The inflection point occurred when I had a dream one night, got up, and said, "we enable anyone to create and download a custom linux distro from the web browser".
At that point, we really just had a set of build scripts that took some parameters on one side and built a custom linux CD- ROM on the other.
A year later, we'd have a browser-based build system capable of slicing and dicing an application, its dependencies, and its branding into a complete product stack built into a CD-ROM downloadable ISO from a build farm.
Cobind DIY Linux Build Tools
And so we set out to build the Cobind DIY Linux build tools: a web-based application that front-ended a build farm for building and downloading a custom CD-ROM containing your application, your branding, and your dependencies all baked into the CD-ROM, which could then be burnt to a CD-ROM drive.
This should sound familiar to anyone working in cloud today, but then it seemed impossible until the demo burnt a CD-ROM.
What Looks Good Might Break The Company
I realized we needed a test case for the build tools The idea of the Cobind Desktop materialized as a minimalist linux distro to solve the testing problem.
Cobind Desktop would almost kill Cobind because the desktop got so popular that we couldn't afford our bandwidth after a single night in the tens-of-thousands of downloads because it was free.
We had a fellowship and in a whirlwind of activity in under a year, we'd given everything we had in terms of time, money, and spirit.

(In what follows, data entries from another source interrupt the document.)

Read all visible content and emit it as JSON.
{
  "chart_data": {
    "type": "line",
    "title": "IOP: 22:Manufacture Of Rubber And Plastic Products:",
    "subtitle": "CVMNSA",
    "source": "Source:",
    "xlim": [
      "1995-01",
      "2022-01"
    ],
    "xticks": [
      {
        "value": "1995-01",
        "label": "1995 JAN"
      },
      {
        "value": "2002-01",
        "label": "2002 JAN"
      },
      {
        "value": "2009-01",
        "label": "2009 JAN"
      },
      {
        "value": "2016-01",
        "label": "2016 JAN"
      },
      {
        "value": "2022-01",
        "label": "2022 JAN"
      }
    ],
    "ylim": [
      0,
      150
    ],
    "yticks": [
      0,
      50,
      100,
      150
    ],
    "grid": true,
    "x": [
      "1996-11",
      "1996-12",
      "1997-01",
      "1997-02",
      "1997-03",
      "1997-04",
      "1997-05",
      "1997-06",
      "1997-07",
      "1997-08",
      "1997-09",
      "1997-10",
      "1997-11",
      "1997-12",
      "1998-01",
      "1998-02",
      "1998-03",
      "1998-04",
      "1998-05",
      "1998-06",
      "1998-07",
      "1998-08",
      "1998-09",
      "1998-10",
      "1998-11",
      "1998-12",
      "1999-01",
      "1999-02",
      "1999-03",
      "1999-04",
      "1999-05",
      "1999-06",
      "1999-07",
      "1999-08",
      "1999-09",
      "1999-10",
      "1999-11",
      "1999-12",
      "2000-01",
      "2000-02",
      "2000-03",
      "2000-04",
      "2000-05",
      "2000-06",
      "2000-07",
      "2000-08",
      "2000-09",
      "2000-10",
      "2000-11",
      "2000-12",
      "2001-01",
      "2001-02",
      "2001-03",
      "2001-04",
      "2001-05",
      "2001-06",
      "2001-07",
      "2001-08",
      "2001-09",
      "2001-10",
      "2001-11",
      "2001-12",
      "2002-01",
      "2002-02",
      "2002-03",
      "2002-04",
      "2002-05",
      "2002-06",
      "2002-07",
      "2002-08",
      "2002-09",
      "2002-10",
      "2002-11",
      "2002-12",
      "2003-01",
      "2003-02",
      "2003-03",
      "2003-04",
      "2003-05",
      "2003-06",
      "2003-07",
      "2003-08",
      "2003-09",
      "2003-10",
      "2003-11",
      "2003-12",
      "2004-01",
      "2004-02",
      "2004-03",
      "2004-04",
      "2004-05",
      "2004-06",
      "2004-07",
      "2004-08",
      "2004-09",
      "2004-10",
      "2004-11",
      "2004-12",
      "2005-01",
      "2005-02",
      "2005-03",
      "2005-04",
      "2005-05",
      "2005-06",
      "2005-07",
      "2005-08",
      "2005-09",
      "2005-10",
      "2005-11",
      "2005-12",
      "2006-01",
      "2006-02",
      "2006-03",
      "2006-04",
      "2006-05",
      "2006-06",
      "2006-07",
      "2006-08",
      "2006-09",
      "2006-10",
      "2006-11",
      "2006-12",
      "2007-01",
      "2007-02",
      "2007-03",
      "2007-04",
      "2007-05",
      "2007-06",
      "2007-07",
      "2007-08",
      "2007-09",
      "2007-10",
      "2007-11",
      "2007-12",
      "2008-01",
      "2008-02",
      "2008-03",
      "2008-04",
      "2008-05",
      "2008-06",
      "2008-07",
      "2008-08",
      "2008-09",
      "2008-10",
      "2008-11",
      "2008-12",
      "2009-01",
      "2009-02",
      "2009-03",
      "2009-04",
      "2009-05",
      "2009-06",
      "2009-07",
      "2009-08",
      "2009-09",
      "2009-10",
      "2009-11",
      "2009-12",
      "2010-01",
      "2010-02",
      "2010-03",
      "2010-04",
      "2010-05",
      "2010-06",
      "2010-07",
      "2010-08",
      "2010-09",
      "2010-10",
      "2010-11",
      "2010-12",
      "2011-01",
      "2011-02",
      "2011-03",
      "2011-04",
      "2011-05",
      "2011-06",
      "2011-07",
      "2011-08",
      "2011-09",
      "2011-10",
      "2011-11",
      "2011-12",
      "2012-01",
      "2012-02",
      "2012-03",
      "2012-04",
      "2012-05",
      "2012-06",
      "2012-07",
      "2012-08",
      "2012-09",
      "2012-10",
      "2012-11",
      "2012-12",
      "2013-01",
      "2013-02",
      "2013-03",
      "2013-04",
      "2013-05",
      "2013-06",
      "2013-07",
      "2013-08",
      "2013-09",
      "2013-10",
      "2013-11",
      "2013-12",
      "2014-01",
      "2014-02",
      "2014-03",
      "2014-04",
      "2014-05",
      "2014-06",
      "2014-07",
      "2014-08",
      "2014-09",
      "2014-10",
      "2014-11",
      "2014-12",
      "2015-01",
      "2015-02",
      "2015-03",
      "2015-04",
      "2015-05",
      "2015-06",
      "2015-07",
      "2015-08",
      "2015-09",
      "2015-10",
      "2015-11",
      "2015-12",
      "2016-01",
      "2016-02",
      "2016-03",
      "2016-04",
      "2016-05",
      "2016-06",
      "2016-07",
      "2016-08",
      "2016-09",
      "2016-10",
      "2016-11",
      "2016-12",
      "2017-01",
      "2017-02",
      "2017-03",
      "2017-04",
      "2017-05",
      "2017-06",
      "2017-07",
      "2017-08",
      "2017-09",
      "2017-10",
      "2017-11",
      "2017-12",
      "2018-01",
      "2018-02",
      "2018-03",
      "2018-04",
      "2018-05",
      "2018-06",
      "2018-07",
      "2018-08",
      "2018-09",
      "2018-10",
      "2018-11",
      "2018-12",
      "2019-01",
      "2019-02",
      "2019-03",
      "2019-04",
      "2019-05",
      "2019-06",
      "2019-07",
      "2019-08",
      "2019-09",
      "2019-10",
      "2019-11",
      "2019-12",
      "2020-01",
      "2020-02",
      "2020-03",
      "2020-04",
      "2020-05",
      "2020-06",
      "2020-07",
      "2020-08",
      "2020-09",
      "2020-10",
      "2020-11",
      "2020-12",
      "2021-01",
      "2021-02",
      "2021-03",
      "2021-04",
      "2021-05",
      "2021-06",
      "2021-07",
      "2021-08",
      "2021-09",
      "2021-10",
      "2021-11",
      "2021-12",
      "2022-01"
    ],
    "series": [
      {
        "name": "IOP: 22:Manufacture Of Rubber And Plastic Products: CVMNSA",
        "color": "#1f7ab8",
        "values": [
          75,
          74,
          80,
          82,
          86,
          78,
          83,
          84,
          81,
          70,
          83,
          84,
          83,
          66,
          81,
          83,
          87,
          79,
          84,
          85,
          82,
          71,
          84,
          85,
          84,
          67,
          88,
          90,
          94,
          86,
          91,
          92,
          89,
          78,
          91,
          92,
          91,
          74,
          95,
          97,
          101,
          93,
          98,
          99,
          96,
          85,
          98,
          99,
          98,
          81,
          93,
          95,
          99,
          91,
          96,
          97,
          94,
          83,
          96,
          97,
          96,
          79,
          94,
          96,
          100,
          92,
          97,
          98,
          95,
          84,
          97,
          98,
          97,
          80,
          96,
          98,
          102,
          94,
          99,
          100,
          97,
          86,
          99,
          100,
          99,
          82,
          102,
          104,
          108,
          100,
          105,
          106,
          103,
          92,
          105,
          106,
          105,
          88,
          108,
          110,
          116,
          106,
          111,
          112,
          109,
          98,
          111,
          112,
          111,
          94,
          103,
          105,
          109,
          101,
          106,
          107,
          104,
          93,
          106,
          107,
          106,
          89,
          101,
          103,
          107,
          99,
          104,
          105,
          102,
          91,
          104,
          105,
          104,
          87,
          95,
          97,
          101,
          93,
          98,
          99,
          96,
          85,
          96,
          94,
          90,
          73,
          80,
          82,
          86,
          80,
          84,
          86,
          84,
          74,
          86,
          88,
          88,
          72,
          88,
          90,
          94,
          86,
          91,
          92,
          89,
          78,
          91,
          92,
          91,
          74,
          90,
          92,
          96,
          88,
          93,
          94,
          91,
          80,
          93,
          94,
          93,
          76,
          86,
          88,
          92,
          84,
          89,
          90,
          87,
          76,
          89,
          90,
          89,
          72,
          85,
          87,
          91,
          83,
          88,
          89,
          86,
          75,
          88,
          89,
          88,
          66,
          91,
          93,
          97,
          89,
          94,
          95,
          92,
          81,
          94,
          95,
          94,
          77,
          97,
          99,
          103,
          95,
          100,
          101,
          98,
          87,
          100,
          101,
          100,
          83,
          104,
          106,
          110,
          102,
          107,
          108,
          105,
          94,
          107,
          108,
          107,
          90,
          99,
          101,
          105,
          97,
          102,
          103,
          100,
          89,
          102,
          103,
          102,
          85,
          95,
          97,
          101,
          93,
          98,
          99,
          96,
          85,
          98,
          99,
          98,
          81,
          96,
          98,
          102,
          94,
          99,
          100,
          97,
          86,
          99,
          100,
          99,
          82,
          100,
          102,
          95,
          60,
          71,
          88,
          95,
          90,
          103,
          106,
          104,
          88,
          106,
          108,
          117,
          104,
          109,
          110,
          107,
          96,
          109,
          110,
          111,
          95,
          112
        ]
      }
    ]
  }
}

We hadn't run out of time or spirit, but Cobind had run out of money.
Failure is the greatest teacher.
Today, Bryan Mills works for Google Pittsburgh while I've ricocheted from startups to R&D labs like an air hockey puck.
The Blameless Post Mortem
At the turn of the century, it was all about kiosks and branding - the physical computing experience.
Novel ideas languish until the ecosystem envelops them and makes them seem early, or as we like to say, only obvious in retrospect. We realized this while entertaining conversations with progeny, rPath, and timesys.
Today, it's bittersweet to realize how linux spins or flavors or derivatives are just a few clicks away when we typed fast and furious to produce the demo redolent of any startup twenty years ago.
What We Learned
We both agree that the following things would have made our startup journey easier:
- A coworking community. Emphasis on community, not money.
- A salesperson. Beyond the demo we needed to "always be selling" but neither of us had the sales gene.
- Funding alternatives. The first money is the most expensive money.
We both are sentimental about what might have been, but share deeply in the realization that nothing could have opened as many doors in our future than the learning that comes from cofounding a startup. We have Fred Gohh and Idea Foundry to thank for that.